The effect of an enclosed environment

So far we had looked at all the constituents and at the fact that the film is in a can; but what about the fact that, because the film is in a can, it is in a smaller environment than if it was just on a shelf? We ran infra-red spectra, which give a trace corresponding to particular groups in the molecule.

We looked at some cinematograph films, and the first thing we noticed was that the moisture content was changing significantly: it was taking up moisture. We already knew this, but the loss of acetate groups did not appear to be particularly great. Not many acetate groups are actually being lost in a film ageing from new to loss of image.

We were lucky enough to get hold of a triacetate sculpture that had stood in an open environment for 20 or 30 years. It was exhibiting the formation of acetic acid - the vinegar syndrome - but, in this case, the degradation patterns were quite different. It didn’t appear that the sculpture was taking up moisture but that, in the place of the acetate groups on the polymer backbone, we were actually substituting hydroxyl groups in some way, and there was a massive loss of acetic acid. So it seems that in an open environment we are promoting loss of acid, and in a closed environment we are setting up some kind of equilibrium that prevents further loss of acid.

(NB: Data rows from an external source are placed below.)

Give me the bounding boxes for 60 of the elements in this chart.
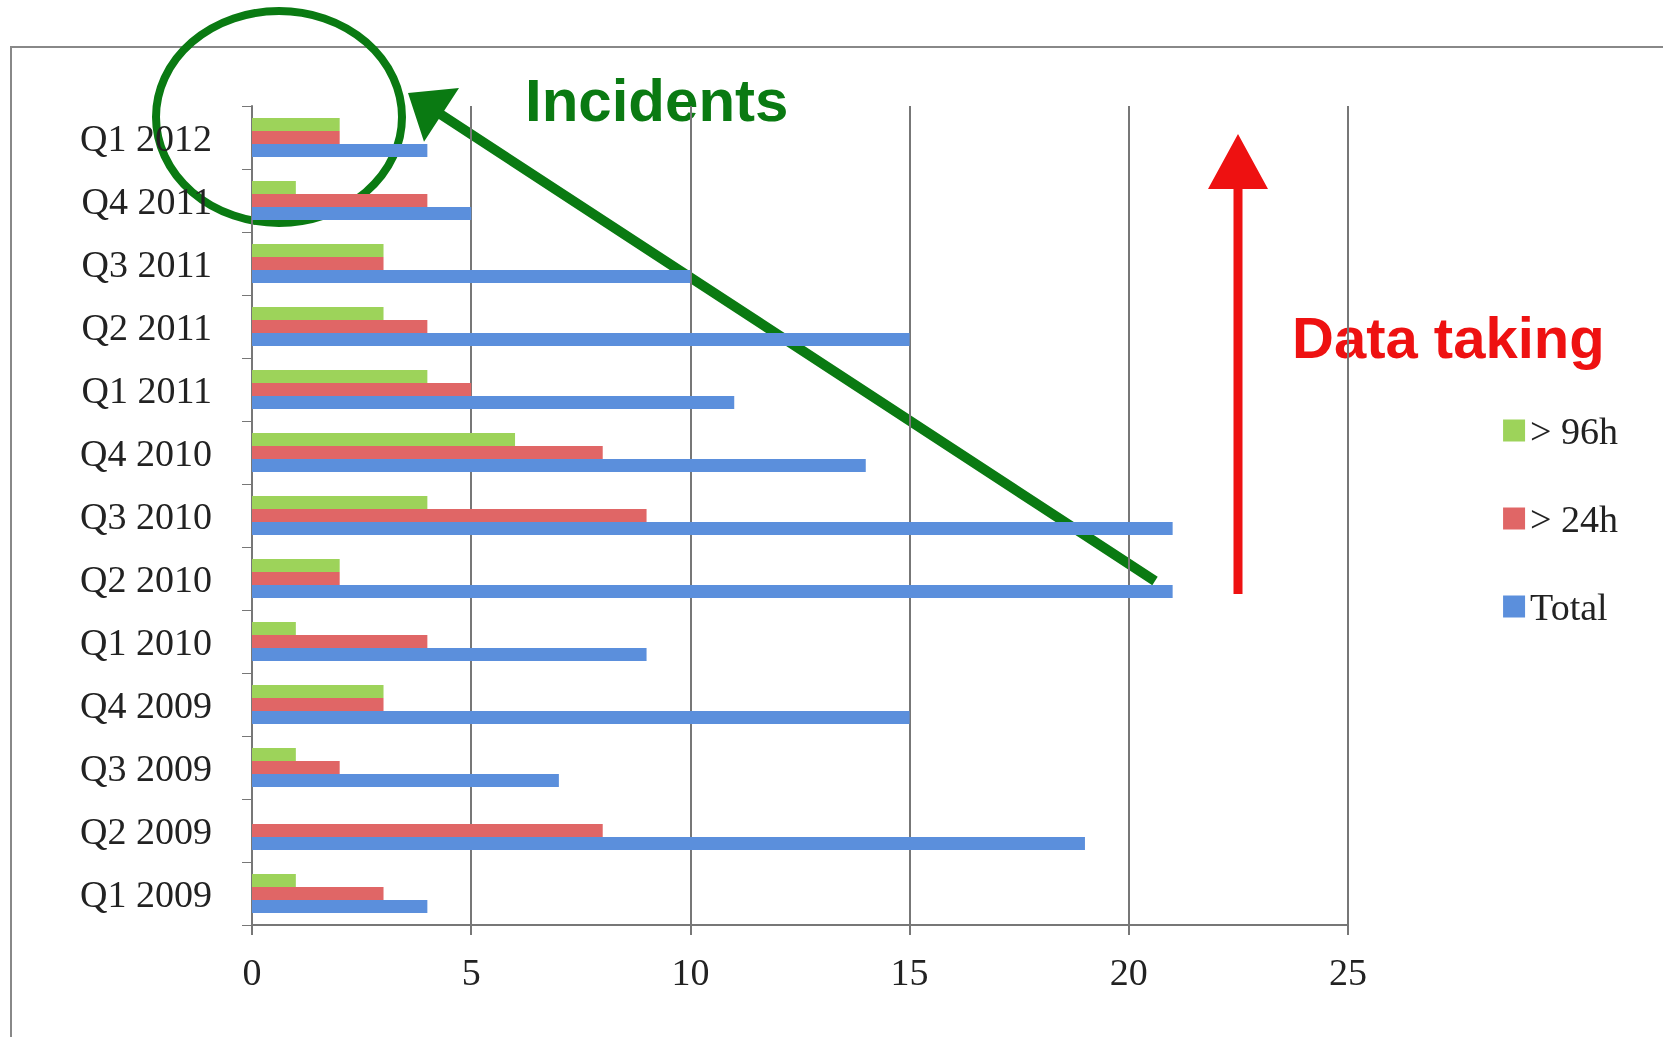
bar xyxy=(252,244,384,257)
bar xyxy=(252,774,559,787)
bar xyxy=(252,698,384,711)
bar xyxy=(252,824,603,837)
bar xyxy=(252,685,384,698)
x-tick-label: 15 xyxy=(890,951,929,993)
bar xyxy=(252,396,735,409)
x-tick-label: 5 xyxy=(461,951,481,993)
bar xyxy=(252,572,340,585)
bar xyxy=(252,559,340,572)
y-tick-label: Q4 2009 xyxy=(80,683,212,726)
y-tick-label: Q2 2011 xyxy=(81,305,212,348)
y-tick-label: Q4 2011 xyxy=(81,179,212,222)
bar xyxy=(252,307,384,320)
bar xyxy=(252,622,296,635)
bar xyxy=(252,433,516,446)
bar xyxy=(252,761,340,774)
y-tick-label: Q2 2009 xyxy=(80,809,212,852)
bar xyxy=(252,118,340,131)
y-tick-label: Q2 2010 xyxy=(80,557,212,600)
bar xyxy=(252,837,1085,850)
x-tick-label: 25 xyxy=(1329,951,1367,993)
y-tick-label: Q3 2011 xyxy=(81,242,212,285)
bar xyxy=(252,181,296,194)
bar xyxy=(252,194,428,207)
bar xyxy=(252,748,296,761)
bar xyxy=(252,459,866,472)
bar xyxy=(252,648,647,661)
y-tick-label: Q4 2010 xyxy=(80,431,212,474)
bar xyxy=(252,887,384,900)
bar xyxy=(252,131,340,144)
bar xyxy=(252,874,296,887)
x-tick-label: 20 xyxy=(1109,951,1148,993)
bar xyxy=(252,509,647,522)
y-tick-label: Q3 2009 xyxy=(80,746,212,789)
bar xyxy=(252,446,603,459)
bar xyxy=(252,370,428,383)
x-tick-label: 10 xyxy=(671,951,710,993)
bar xyxy=(252,257,384,270)
x-tick-label: 0 xyxy=(242,951,262,993)
y-tick-label: Q1 2011 xyxy=(81,368,212,411)
annotation: Incidents xyxy=(525,66,789,134)
legend-label: > 96h xyxy=(1530,409,1619,452)
bar xyxy=(252,207,472,220)
bar xyxy=(252,144,428,157)
legend-label: Total xyxy=(1530,585,1608,628)
y-tick-label: Q1 2010 xyxy=(80,620,212,663)
bar xyxy=(252,333,910,346)
bar xyxy=(252,585,1173,598)
bar xyxy=(252,711,910,724)
y-tick-label: Q1 2009 xyxy=(80,872,212,915)
bar xyxy=(252,496,428,509)
legend-label: > 24h xyxy=(1530,497,1619,540)
bar xyxy=(252,522,1173,535)
bar xyxy=(252,383,472,396)
y-tick-label: Q3 2010 xyxy=(80,494,212,537)
bar xyxy=(252,320,428,333)
bar xyxy=(252,900,428,913)
bar xyxy=(252,270,691,283)
bar xyxy=(252,635,428,648)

We decided to check that by artificial ageing techniques and found that, in an open environment, the onset of moisture regain (which corresponds to loss of acetate groups) is much greater. The onset is much more rapid than in an enclosed environment, where the loss of acetate groups will be suppressed. Unfortunately, however, we seem to have this Catch 22 situation whereby, although we’re subduing loss of acetate groups and de-esterification and forming less acetic acid than in an open environment, the polymer chain is breaking up instead. In an open environment we see very little decrease in viscosity or loss of tensile properties compared to an enclosed environment where it appears that, because we’re actually containing the acid impurities within the film can, they can serve to break down the main polymer chain which loses its viscosity and will also lose its tensile properties.